TV – « L’Eloquence des sourds »
TV – « L’Eloquence des sourds »
Par Camille Langlade
Notre choix du soir. Laëtitia Moreau fait le portrait sensible de Virginie et, à travers elle, met à mal bien des clichés sur la surdité (sur Arte à 23 h 15).
« Imaginez un monde où un avion qui décolle fait le bruit d’un oiseau (…). Je m’appelle Virginie et ce monde, c’est le mien. » Virginie est sourde de naissance. Pourtant, cela ne se perçoit presque pas. Dès la petite enfance, ses parents l’ont initiée à la lecture labiale et à l’oralité. Grâce à des heures et des heures d’orthophonie, la jeune femme a appris à parler, sans jamais entendre le son de sa voix. C’est ainsi qu’elle nous conte sa vie. Une vie entre « deux mondes », celui de la surdité et celui des entendants, rappelant au passage que non, les sourds ne naissent pas muets.
Dans L’Eloquence des sourds, la réalisatrice Laëtitia Moreau dresse le portrait d’une femme brillante, dans tous les sens du terme. Virginie y dévoile son quotidien, somme toute assez banal. Rythmé par les rendez-vous médicaux, les réunions de travail, les scènes familiales, les sorties sportives et les repas entre amis. Cadre dans une grande société d’assurance, mère de deux enfants, épouse d’un mari aimant, Virginie fait figure de modèle. Mais derrière le tableau idyllique se cache le parcours d’une combattante.
Pour surmonter ce « handicap de la communication », Virginie a dû franchir bien des obstacles. Des entraves venant notamment des enseignants – à l’université, ses professeurs refusaient de lui donner la version papier de leurs cours – et du corps médical. Le médecin de ses parents la condamne au mutisme. Qu’à cela ne tienne, elle deviendra la première avocate sourde de France. Une belle revanche. Néanmoins, la jeune femme n’a jamais plaidé en public, par peur, et s’est finalement tournée vers l’entreprise.
Entre « deux mondes »
Son fils et sa fille, sourds également, sont porteurs d’implants cochléaires. Ce qui leur permet, à peu de chose près, de parler et d’entendre comme les enfants de leur âge. Virginie s’est aussi fait opérer lorsqu’elle avait 20 ans, sans réel succès. Aujourd’hui, la question d’une nouvelle intervention a été mise sur la table, mais, réticente, elle hésite.
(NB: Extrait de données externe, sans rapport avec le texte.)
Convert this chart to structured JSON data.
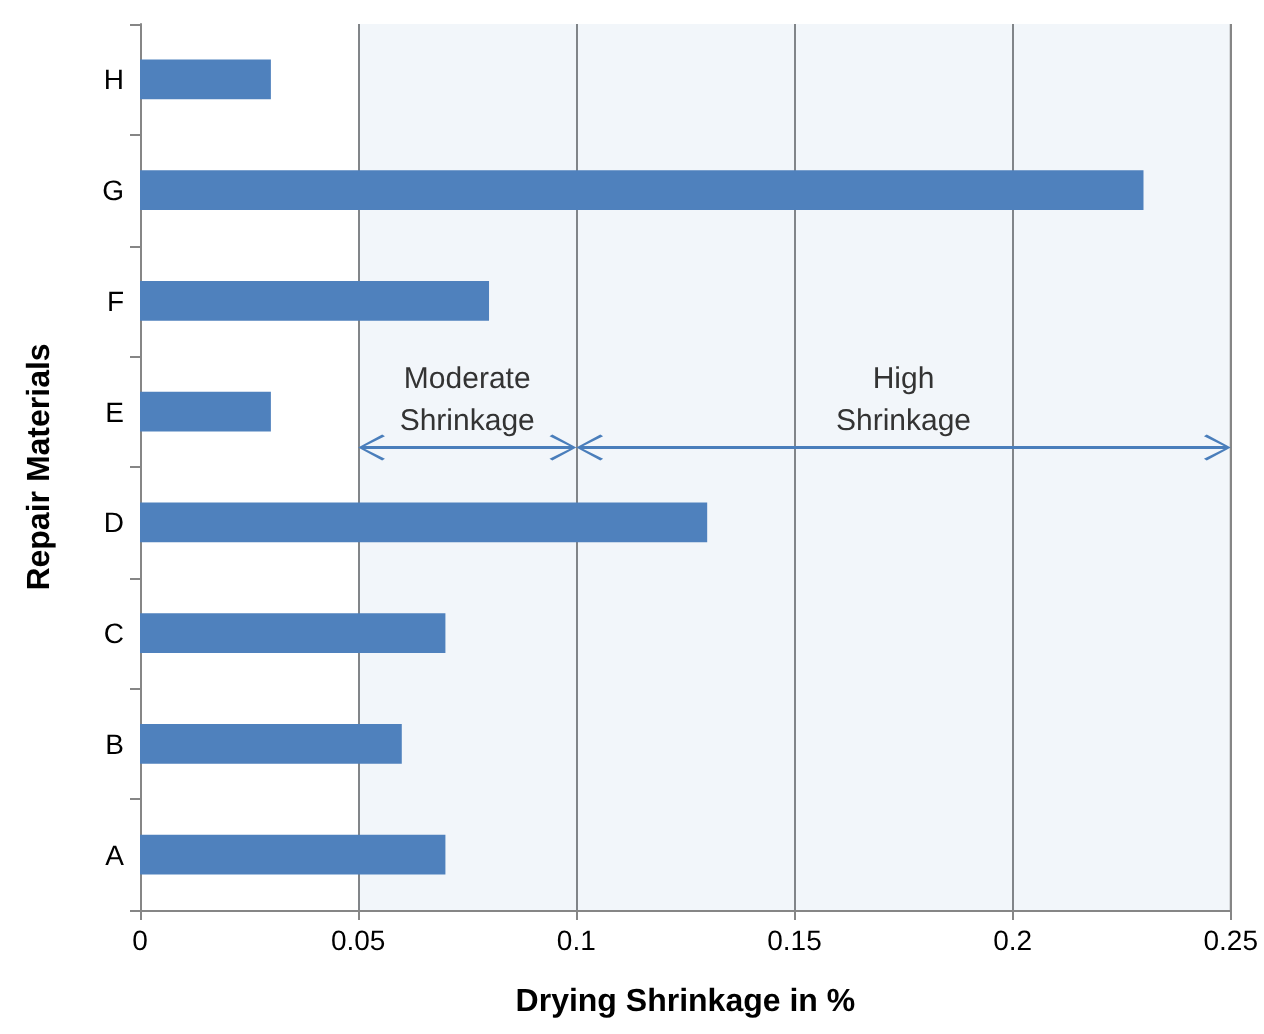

Si tout semble avoir réussi à Virginie, on perçoit également ses doutes, ses inquiétudes et la fatigue qui la happe. Et c’est là que réside la beauté de ce film : montrer toutes les nuances de sa vie et mettre au jour les émotions qui traversent cette bosseuse. Ce documentaire a pourtant un je-ne-sais-quoi de reposant. Comme Virginie, on finit par apprécier le silence d’une soirée chez soi ou d’un dîner entre amis malentendants, où le langage des signes finit par prendre le pas sur celui des cordes vocales. Elle reconnaît puiser sa force dans les mondes à la fois étrangers et complémentaires que sont ceux des sourds et des entendants.
Virginie est même la première sourde profonde de naissance à avoir passé le diplôme d’avocate en France. / ELEPHANT DOC/CHRYSALIDE PRODUCTIONS
Au-delà de son héroïne, souvent drôle et émouvante, Laëtitia Moreau livre un film sensible qui interroge le comportement des entendants vis-à-vis des sourds et du handicap en général. Quelle attitude adopter ? comment leur parler ? Autant de questions auxquelles Virginie a déjà été confrontée. Non sans humour d’ailleurs, elle relate notamment quelques-uns de ses entretiens d’embauche, qui en disent long sur les préjugés ancrés dans notre société.
Poignant, ce portrait met à mal bien des clichés sur la surdité et souligne la richesse de l’« éloquence des sourds », composée de signes, de lèvres et de paroles. Un univers peuplé d’« images, de vibrations, de sensations », comme le décrit Virginie. A bon entendeur.
L’Eloquence des sourds, de Laëtitia Moreau (France, 2017, 50 min).